Rapid but Unbalanced Growth

Armenia's GDP grew by 12.5 percent in the first nine months of 2006, in what promises to be the fifth year of the country's stunning annual double digit growth rate. The largest growth was experienced in construction which grew by 40 percent over the same period in the previous year. This sector accounted for one fifth of the GDP in 2005, and seems to be the only sector that experienced any significant growth.

The pattern of economic activity is a bit odd in that the country is experiencing a tremendous growth in construction yet very little of that has translated into robust growth in other sectors of the economy. One would expect construction growth to translate into greater demand for manufactured goods such as metal works and wiring, furniture, draperies, and carpets, faucets and plumbing supplies, appliances and so forth. I suspect that much of this demand is met by imports rather than domestic production. Indeed, imports grew by 19.4 percent in the first nine months through September, to USD 1,508 billion, while exports were USD 700 million, or about one percent down. One is tempted to blame this on the appreciating Dram. But perhaps there is something more structural at play. Looking at exports and imports in 2005 (see below and here and here) one cannot help but notice the lack of diversity in Armenia’s exports in contrast to that of its imports.

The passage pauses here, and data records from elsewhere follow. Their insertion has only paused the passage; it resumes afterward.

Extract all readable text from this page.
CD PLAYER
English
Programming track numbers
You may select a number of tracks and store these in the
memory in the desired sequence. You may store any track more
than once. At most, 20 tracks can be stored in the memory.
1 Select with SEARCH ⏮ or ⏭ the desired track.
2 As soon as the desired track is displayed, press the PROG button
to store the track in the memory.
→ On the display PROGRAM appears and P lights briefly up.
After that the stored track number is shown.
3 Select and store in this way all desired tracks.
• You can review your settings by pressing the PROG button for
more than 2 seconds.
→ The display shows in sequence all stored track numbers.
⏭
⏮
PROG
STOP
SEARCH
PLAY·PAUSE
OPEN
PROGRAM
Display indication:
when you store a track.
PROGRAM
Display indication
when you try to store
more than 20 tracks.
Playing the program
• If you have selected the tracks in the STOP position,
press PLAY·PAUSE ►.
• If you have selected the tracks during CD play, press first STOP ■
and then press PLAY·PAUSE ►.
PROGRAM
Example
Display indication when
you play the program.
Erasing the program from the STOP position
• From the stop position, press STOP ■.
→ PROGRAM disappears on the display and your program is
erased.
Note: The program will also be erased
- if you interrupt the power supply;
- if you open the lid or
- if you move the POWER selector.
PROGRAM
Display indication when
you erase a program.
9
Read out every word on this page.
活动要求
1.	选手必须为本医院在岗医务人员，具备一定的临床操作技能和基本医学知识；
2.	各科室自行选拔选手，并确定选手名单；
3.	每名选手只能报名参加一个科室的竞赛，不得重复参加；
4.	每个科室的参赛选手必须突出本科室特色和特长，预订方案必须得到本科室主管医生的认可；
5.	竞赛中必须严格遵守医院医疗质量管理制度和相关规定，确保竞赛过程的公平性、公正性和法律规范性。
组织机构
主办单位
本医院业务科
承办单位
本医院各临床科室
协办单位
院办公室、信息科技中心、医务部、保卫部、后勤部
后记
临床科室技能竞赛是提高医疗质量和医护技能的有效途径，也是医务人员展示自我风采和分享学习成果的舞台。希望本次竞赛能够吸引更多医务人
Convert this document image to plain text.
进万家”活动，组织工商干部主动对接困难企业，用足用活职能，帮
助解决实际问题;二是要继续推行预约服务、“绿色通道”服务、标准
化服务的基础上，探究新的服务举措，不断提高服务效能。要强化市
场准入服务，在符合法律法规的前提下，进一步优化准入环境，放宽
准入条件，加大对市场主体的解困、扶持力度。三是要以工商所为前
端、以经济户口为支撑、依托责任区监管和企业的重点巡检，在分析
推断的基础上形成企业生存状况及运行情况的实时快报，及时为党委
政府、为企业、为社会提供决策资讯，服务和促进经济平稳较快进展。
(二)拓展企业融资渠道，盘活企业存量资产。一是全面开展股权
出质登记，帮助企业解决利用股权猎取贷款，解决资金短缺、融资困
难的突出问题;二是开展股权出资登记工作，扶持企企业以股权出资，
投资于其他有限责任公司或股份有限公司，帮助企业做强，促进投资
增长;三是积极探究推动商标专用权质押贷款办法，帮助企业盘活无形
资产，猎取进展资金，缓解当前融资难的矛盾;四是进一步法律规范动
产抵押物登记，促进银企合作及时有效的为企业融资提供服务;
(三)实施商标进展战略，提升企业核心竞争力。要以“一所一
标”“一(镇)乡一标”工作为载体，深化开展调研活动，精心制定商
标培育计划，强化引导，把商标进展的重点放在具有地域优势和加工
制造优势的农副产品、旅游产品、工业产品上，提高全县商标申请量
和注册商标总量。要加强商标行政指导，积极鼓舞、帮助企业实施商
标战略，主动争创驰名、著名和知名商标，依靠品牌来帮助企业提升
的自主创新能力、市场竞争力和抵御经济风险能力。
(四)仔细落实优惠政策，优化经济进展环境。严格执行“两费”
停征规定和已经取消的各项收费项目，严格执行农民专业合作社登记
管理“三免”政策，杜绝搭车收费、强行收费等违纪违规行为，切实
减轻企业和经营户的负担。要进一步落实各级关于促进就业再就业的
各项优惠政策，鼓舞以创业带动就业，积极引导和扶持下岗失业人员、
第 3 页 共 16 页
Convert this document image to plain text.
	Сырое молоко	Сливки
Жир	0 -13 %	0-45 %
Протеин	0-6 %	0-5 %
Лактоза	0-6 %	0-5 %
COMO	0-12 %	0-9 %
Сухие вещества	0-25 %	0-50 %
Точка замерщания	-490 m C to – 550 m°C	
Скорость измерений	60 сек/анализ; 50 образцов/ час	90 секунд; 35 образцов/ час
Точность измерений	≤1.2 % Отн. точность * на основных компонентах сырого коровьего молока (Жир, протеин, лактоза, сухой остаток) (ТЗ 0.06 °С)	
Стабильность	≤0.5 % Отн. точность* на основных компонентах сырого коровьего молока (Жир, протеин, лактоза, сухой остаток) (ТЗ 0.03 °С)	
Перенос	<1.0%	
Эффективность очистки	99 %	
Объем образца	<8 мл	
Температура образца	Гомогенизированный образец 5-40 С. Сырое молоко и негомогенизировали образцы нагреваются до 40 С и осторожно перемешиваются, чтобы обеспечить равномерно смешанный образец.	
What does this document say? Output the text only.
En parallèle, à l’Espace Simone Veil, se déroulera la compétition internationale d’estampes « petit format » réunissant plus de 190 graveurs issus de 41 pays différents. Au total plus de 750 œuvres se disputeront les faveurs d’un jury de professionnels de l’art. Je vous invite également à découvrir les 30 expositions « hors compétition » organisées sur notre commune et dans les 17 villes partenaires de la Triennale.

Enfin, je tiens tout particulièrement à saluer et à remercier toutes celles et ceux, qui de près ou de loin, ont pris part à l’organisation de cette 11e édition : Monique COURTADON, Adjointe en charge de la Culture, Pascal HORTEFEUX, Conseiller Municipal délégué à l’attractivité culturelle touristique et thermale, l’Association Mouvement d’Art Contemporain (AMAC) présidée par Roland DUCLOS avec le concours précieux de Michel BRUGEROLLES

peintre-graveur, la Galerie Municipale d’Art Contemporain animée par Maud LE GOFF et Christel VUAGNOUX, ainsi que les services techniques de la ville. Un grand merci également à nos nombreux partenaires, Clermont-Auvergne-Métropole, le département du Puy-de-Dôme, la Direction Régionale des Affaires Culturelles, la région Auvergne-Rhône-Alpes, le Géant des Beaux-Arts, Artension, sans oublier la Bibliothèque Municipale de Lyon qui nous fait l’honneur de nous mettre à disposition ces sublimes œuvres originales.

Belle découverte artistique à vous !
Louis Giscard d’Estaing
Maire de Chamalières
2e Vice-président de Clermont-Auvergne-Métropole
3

2005 Export (USD millions)
Foodstuffs 97
Ores and minerals 79
Textiles 37
Precious and semiprecious stones, metals 336
Non-precious metals 315
Other 86
Total 950

2005 Imports (USD millions)
Live animals and animal produce 43
Vegetable produce 97
Foodstuffs 144
Ores and minerals 295
Chemical products 115
Plastic and plastic products 47
Textiles 45
Precious and semiprecious stones, metals 348
Non-precious metals 92
Machinery and equipment 227
Transportation 146
Other 170
Total 1768

In addition, there is also the nagging question of the ability of Armenian businesses to compete and market their products globally. A 2004 study commissioned by USAID provides good examples of this (see here).

Obviously the rising value of the Dram is not helpful, but more needs to be done to explore the underlying causes of the developing structure of Armenia’s economy.